Unbalanced data classification has been a long standing issue in the field of Medical Vision Science and Pattern Recognition. In our research, we introduced the methods of Support Vector Machines (SVM) with Active Learning (AL) to improve prediction of unbalanced classes of Scleroderma Lung Disease, Lung Fibrosis (LF) and Honeycomb (HC).
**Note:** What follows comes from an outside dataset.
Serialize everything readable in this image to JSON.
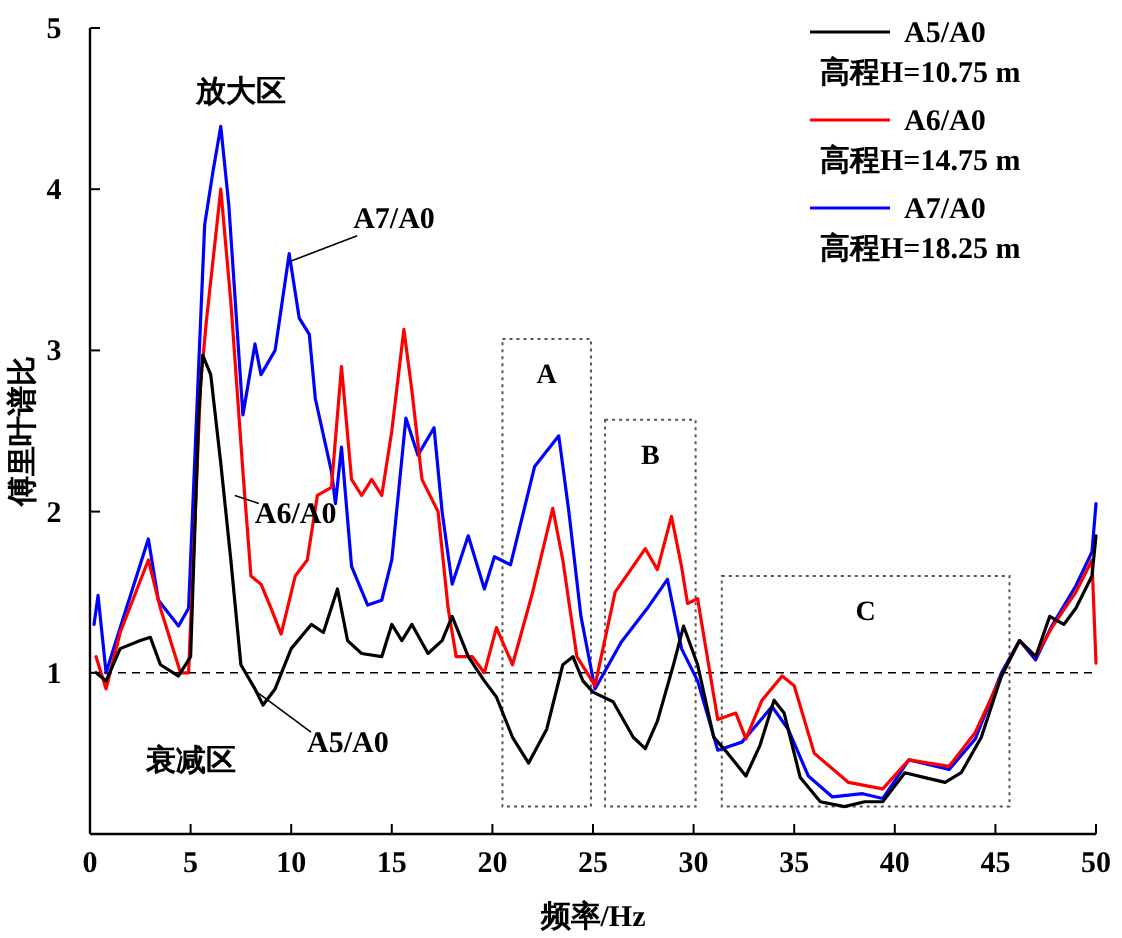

Four different SVM with AL approaches are proposed: 1) random sampling to select the initial pool to begin the AL algorithm; 2) doubling the training instances of Honeycomb to reduce the imbalance ratio before the AL algorithm; 3) a balanced pool with equal number Honeycomb instances and Lung Fibrosis instances; 4) a balanced pool of Honeycomb and Lung Fibrosis and implements balanced sampling throughout the AL algorithm. Grid pixel data of Lung Fibrosis and Honeycomb was extracted from computed tomography (CT) images of 71 patients from 13 clinical centers around the United States to produce a training set of 348 HC and 3009 LF instances and a test set of 291 HC and 2665 LF. From our research, SVM with AL using balanced sampling compared to random sampling increased the sensitivity of HC by 0.56 (0.175 vs. 0.735) and 0.47 (0.23 vs. 0.70) for the original and de-noised dataset respectively. These results show that by implementing SVM with Active Learning paired with balanced sampling, we can improve the prediction performances of unbalanced data classification.